Rape and Reality TV

On Sunday night 15th January, an alleged rape was broadcast live on the current, twelfth season of Big Brother Brazil. Meanwhile, one week later, in the UK Celebrity Big Brother House one housemate pulled down another’s trousers. Both events raise questions about gender, power and reality in contemporary society.

In Brazil, two contestants, Daniel Echaniz, and Monique Amin, have been removed from the Big Brother house while police investigate claims that Echaiz raped Amin after an alcohol-fuelled party on Sunday night. Infrared night cameras filmed Echaniz getting into Amin’s bed and then  appearing to have intercourse with her. Throughout the incident Amin does not move – she appears to be asleep or unconscious and she remembered little when questioned about it the next day in the diary room.

As in Raw Deal: A Question of Consent, Billy Corben’s documentary about another alleged rape for which there is a video record, there’s no consensus in Brazil about what ‘really’ happened. Many, including Echaniz’s mother, have accused the show of racism in their treatment of mixed race Echaniz and the accusation against him of raping white Amin. Even Amin herself says she was not raped and is not pressing charges, although, because of the public nature of the event, the police are continuing to pursue the case.

The producers did remove Echaniz from the house but only after being given an ultimatum: they either kick him out or stop broadcasting the show. They’ve said that his behaviour “was seriously inadequate” but have steered clear of accusing him of rape. As with the controversial racist bullying of Bollywood actress Shilpa Shetty in the UK house in 2007, this incident raises questions about the show’s existence and value. Should it be banned or is it helpful to open up public discussion around issues like racist abuse and sexual violence? How do we allocate responsibility for what happens in the house between the housemates, the producers and wider society? In Brazil, as Victory Oyeleke asks, did producers create a sexually charged environment (and fail to intervene that night) to meet the viewing public’s desire for drama and the TV company’s demand for ratings?

In the UK we too seem to have problems dealing with sexual violence. Although estimates suggest that only 5% of rapes are even reported to police, of those that are as few as 6% result in conviction. Celebrity Big Brother UK is coming to its end and, while much less controversial than the Brazilian show,  I think that an incident in the house can can shed light on this appallingly low conviction rate.

On Sunday night, the then remaining four female housemates were drinking and talking when, as a rare treat, producers played music into the house. As Cyndi Lauper sang Girls Just Wanna Have Fun, they danced. Actress and TV presenter, Denise Welch, pulled up her top to reveal her bra and then she pulled down ex-playmate Karissa Shannon’s trousers. Shannon was offended and it all kicked off with other housemates becoming embroiled in a bitter argument during which three of the women asked to leave.

I don’t think that Welch intended any harm but what I find most interesting and disturbing is the public reaction to the event that’s circulated via the celebrity media and the associated discussion show Big Brother’s Bit on the Side.
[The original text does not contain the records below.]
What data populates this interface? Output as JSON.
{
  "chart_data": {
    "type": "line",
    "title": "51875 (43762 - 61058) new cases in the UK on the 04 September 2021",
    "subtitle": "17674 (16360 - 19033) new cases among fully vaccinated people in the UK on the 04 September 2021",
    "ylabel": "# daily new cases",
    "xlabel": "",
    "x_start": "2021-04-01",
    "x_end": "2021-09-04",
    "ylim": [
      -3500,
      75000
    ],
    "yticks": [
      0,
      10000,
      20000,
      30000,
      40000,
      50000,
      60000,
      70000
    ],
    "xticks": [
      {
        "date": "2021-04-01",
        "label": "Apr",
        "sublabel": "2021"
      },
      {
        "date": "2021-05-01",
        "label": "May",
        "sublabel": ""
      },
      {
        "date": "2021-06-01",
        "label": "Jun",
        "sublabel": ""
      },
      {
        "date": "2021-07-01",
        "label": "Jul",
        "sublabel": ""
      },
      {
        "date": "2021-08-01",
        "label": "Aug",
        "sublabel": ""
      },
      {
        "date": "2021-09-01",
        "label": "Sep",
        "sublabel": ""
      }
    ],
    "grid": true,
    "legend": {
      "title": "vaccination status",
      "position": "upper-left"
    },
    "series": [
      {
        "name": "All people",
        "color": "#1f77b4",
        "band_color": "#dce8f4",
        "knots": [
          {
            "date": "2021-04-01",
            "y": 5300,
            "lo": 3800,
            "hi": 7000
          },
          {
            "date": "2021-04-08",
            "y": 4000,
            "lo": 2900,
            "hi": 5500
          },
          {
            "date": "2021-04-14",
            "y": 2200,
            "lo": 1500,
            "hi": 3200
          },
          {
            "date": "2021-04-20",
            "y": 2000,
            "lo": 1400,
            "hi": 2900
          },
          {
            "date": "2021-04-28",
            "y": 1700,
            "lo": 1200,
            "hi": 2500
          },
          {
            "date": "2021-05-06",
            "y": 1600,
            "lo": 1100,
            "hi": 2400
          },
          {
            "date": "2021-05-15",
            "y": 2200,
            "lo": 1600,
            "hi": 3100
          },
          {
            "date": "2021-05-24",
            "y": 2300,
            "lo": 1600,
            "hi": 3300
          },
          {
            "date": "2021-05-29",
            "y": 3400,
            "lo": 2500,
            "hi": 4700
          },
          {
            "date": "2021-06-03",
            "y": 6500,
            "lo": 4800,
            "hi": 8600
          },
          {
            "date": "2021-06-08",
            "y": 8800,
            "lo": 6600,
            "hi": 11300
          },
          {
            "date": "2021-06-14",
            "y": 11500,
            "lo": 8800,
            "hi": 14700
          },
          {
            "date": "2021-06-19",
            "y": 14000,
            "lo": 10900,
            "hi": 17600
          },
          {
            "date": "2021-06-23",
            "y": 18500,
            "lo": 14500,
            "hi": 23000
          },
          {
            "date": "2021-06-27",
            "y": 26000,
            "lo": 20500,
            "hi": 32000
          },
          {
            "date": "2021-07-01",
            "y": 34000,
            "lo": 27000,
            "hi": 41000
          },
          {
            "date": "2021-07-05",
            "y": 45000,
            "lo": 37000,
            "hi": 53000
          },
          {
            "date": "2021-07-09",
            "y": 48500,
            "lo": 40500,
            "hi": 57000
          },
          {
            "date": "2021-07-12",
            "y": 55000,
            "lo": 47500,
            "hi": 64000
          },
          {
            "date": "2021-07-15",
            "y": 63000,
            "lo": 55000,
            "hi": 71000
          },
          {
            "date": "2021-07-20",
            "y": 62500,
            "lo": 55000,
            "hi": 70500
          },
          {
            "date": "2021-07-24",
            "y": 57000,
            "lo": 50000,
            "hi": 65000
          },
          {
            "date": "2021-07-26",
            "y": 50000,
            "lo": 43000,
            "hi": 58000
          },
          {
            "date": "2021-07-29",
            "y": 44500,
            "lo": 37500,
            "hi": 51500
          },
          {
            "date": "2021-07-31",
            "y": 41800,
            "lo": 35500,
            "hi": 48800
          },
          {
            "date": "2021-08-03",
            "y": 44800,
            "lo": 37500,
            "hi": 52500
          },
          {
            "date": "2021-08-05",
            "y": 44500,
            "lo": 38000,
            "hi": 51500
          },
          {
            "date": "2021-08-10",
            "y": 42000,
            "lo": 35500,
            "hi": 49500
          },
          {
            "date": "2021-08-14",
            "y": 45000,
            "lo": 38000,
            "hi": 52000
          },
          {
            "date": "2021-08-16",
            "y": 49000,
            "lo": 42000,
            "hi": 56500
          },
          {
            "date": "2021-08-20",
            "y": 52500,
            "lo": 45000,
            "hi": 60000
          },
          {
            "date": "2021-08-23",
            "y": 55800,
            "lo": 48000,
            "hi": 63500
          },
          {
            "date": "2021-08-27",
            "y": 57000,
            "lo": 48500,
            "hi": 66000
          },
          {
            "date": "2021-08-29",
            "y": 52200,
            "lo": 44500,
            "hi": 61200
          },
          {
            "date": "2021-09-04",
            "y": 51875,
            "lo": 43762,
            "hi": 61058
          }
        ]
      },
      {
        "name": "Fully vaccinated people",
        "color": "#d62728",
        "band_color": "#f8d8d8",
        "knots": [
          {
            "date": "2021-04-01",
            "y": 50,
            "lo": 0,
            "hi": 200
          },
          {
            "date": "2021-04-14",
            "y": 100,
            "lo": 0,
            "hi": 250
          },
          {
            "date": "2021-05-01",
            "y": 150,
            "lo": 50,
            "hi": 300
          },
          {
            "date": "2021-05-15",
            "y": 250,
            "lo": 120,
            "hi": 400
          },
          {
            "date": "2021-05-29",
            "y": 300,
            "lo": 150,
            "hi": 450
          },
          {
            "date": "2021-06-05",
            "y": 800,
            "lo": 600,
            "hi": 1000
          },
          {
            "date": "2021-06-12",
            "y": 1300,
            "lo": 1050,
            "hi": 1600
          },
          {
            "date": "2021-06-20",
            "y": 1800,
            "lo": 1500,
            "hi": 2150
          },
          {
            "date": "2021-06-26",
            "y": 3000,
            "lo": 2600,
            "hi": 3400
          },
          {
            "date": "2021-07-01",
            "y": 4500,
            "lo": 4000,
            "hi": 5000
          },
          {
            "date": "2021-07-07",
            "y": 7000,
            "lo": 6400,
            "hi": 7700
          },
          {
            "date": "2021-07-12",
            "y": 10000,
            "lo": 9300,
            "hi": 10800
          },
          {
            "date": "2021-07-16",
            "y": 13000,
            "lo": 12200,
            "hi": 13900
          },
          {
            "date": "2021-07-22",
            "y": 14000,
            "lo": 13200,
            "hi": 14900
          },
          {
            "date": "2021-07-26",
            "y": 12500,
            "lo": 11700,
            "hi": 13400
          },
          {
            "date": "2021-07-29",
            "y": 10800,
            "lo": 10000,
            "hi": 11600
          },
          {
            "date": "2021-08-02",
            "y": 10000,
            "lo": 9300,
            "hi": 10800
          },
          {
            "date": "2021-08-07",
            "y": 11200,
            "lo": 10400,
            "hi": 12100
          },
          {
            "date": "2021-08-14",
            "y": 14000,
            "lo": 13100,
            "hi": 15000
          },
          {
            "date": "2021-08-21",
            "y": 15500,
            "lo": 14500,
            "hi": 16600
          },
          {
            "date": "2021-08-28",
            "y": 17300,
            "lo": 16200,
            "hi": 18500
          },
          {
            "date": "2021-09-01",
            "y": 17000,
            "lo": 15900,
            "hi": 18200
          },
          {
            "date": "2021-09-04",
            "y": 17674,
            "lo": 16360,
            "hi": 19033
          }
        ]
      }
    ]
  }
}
For many the fact that Shannon has acquired her fame by using her body, as a Playboy centrefold and occupant for a long time of Hugh Heffner’s Playboy mansion, seems to take away any right to be upset by Welch’s behaviour. The logic seems to run: she’s taken her clothes off for money and has traded on her body so she has lost her right to object to having her pants pulled down on TV. Nicola Mclean, another housemate and an ex-topless model, challenged these judgements both inside and outside of the house. She’s someone I’ve never thought of as a feminist but who, unusually for a young woman, does use this label about herself. She pointed out that to question Shannon’s right to object to what was done to her is analogous to saying that a stripper can’t be raped. If a woman who’s done glamour modelling loses her right to consent to being stripped on film then how many must be the myriad ways in which a woman can be seen by a jury as losing her right to consent to sex.